The electrodes are attached to elaborate computers that graph brain activity to show when the patient is dreaming, when he’s awake and even the amount of oxygen in his blood. Once she treated a 15-year-old patient whose oxygen level dropped to just 17 percent while he was sleeping when it should be 98 percent.

“That kind of thing causes your body to ‘jar itself’ and you don’t wake up, but your sleep is disturbed,” said Johnson-Skaggs.

She had a patient with narcolepsy who fell asleep at the wheel between the time she placed her order at a fast food restaurant’s drive-thru speaker and the time it took her to get to the pay window.

“Luckily, she’d put her car in park, but the workers came out to knock on the window to wake her up,” said Johnson-Skaggs. “They thought maybe she’d died.”

With three beds in surroundings designed to be restful and relaxing, the staff at the institute on Doctors Drive in Farmington will attempt to diagnose sleep troubles at any age.

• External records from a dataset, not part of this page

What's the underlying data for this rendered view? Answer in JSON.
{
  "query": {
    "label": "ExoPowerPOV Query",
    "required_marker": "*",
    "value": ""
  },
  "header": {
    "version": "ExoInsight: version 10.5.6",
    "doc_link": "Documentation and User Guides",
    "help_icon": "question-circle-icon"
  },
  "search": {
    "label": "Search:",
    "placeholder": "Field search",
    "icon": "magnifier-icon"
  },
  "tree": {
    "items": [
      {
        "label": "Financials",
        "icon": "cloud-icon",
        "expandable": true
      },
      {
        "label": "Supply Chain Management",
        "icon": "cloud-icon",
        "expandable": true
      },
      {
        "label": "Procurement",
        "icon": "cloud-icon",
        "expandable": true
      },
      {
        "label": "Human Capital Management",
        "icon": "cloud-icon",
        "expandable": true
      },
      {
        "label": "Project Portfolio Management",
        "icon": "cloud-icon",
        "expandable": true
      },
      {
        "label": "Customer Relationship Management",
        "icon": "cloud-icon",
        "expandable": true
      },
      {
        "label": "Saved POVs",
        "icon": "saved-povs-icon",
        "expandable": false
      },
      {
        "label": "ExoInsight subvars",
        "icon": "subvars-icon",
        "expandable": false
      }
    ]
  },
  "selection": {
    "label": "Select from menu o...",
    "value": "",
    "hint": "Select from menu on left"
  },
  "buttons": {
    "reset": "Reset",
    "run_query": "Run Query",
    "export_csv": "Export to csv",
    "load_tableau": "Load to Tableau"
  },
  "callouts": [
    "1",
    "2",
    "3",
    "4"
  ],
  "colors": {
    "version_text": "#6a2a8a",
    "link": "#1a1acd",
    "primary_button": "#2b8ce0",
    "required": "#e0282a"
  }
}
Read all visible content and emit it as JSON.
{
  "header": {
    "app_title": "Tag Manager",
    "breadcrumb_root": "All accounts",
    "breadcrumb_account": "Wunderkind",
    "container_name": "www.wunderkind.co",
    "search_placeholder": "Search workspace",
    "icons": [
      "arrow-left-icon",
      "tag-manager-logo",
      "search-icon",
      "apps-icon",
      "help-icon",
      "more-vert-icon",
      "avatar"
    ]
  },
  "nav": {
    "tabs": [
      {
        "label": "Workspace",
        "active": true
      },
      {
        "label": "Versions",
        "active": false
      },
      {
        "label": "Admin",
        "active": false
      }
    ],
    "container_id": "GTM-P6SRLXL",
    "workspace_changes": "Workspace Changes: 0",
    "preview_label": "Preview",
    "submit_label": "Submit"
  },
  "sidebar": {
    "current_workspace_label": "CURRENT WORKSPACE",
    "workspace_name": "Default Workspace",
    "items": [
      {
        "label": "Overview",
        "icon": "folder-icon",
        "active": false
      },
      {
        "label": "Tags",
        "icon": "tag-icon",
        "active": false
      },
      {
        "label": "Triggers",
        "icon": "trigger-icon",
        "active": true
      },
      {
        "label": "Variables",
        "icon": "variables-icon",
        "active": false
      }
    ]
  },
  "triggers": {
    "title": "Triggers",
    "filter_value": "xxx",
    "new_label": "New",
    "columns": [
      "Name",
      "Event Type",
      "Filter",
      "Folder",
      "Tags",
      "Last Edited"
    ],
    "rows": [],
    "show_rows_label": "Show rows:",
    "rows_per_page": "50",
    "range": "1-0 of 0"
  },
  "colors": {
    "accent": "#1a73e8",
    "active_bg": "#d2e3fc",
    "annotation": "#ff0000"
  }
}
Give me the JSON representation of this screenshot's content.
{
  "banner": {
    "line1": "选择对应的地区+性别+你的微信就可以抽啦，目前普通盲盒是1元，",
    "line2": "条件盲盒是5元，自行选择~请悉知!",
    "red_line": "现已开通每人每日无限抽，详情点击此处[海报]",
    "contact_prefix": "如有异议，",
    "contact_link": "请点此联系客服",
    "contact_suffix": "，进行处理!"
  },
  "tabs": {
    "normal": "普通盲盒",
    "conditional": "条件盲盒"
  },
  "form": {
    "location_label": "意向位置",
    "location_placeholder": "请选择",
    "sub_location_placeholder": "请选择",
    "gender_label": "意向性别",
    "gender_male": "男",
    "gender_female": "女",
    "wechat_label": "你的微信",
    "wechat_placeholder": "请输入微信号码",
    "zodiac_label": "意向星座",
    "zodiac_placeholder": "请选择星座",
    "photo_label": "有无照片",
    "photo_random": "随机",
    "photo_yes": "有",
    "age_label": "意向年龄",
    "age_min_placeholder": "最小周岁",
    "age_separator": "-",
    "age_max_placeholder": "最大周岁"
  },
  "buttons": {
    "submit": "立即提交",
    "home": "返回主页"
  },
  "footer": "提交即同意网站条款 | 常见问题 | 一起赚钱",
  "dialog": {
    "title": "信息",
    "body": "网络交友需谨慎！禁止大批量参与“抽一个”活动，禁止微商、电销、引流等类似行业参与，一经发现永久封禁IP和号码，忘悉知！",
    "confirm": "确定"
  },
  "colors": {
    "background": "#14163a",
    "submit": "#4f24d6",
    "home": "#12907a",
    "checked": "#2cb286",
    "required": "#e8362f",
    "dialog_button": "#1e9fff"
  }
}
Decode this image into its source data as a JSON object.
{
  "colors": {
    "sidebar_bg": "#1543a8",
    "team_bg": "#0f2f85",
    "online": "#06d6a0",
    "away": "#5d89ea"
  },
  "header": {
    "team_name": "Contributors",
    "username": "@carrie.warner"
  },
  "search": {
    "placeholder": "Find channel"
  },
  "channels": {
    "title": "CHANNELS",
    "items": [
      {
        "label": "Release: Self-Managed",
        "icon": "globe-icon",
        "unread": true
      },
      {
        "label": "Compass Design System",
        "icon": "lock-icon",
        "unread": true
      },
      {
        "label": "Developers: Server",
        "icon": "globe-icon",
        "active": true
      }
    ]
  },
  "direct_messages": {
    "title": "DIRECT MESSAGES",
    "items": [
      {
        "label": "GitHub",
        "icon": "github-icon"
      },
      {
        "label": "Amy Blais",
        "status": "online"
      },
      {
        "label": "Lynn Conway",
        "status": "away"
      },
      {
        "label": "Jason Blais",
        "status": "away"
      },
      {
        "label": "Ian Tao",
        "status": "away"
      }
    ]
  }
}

“We find children diagnosed with ADHD may really have sleep problems,” said Johnson-Skaggs. “Lack of sleep in a child can make him hyper-active whereas in adults, it makes us lethargic.” She said patients should first talk with their doctor about sleep problems if their lives are being affected by them in any way. Then, the doctor may refer them to a sleep clinic. She’s trying to educate doctors about the role sleep problems play in overall health, as well.

“It doesn’t matter how many hours of sleep we get if they aren’t restful hours,” said Johnson-Skaggs. “We spend half our lives asleep we ought to get the best rest possible.”